May’s third-best performer, NRG Energy, is one of the US’s main utility companies. While utility stocks don’t always benefit during times of inflation, in May they were trading at 20 times forward 12-month earnings, reported the Wall Street Journal. Year-to-date the stock is up 8% as of 8 June.

EPAM Systems’ inclusion in the top five is more complicated. While the software-design company’s shares saw a May jump, the bigger picture shows a slide of 50.5% year-to-date, suggesting any rise may be short-lived. The company is suffering from the fact its major development sites are in Ukraine, Russia and Belarus. It announced earlier in the year it was withdrawing its financial forecasts for 2022, following the Russian invasion of Ukraine.

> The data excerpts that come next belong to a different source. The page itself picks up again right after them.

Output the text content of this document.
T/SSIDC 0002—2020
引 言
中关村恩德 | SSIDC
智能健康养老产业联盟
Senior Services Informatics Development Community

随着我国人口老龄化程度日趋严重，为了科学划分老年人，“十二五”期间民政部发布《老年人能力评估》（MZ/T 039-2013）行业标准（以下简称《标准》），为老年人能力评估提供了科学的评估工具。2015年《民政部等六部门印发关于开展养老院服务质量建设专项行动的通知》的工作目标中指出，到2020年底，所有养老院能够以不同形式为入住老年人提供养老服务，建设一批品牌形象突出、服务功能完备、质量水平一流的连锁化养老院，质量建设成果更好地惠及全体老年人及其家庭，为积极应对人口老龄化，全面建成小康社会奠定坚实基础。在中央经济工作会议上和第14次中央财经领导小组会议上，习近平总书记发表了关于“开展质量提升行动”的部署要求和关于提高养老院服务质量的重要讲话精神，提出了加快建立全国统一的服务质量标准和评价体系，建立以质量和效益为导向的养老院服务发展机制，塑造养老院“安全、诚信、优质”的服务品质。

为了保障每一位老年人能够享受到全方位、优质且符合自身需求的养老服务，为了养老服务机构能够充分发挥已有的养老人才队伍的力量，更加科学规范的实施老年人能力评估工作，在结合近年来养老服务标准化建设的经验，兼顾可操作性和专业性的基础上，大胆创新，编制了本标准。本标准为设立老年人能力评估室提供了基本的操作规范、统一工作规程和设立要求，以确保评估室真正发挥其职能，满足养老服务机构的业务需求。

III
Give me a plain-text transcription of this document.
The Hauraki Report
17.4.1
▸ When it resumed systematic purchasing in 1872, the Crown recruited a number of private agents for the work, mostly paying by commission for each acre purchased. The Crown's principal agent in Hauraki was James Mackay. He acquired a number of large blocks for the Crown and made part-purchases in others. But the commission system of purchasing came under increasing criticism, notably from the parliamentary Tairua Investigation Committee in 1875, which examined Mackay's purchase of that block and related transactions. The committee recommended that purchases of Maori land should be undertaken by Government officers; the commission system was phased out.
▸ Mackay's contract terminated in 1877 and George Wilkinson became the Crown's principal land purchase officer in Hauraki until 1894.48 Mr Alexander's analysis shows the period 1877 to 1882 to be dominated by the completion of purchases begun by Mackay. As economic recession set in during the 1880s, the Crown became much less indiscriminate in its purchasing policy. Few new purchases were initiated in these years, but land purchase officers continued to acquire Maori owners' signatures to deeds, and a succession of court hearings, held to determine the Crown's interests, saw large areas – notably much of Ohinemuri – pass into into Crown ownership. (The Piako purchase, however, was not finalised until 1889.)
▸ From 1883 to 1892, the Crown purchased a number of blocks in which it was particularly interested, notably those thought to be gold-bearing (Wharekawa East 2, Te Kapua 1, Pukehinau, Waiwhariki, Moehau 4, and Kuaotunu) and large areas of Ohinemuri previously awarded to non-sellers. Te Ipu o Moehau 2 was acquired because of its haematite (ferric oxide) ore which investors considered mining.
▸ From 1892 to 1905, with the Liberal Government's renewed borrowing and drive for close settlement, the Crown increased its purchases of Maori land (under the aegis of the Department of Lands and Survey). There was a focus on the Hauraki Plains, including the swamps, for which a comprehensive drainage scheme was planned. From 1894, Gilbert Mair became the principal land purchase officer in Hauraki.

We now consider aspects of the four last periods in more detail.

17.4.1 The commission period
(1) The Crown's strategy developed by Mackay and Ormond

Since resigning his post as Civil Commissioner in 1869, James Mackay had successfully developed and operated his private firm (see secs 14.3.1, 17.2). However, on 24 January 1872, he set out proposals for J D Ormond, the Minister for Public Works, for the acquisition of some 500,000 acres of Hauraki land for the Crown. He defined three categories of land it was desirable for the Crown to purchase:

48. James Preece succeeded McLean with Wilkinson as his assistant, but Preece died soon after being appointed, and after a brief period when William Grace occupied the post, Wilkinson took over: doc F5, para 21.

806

Finally, Texas-based energy explorer Marathon Oil has had a good year, with strong Q1 earnings and revenues announced in May.

Will the S&P 500 continue to flounder in 2022?

While many stocks have recovered from their May lows, 2022 is likely to continue to be a difficult year for the S&P 500 and markets in general. In early May, Credit Suisse cuts its forecast for the index. Even if the US manages to avoid a full-blown recession, the stock market remains risky in 2022, according to Goldman Sachs analysts.

In mid-April, the median year-end target for the index forecast by a consensus of strategists tracked by Bloomberg was 4,875. That would represent a moderate rise of 2.3% over the year. However, Goldman Sachs analysts said that an “economic contraction” could potentially sink the S&P 500 as low as 3,600 by the year end, reported Bloomberg, which would represent a fall of around 25%.

Michael Wilson, a prominent analyst at Morgan Stanley, said the index could freefall as low as 3,460, which mark a downturn of 27% across the year.

Disclaimer Past performance is not a reliable indicator of future results.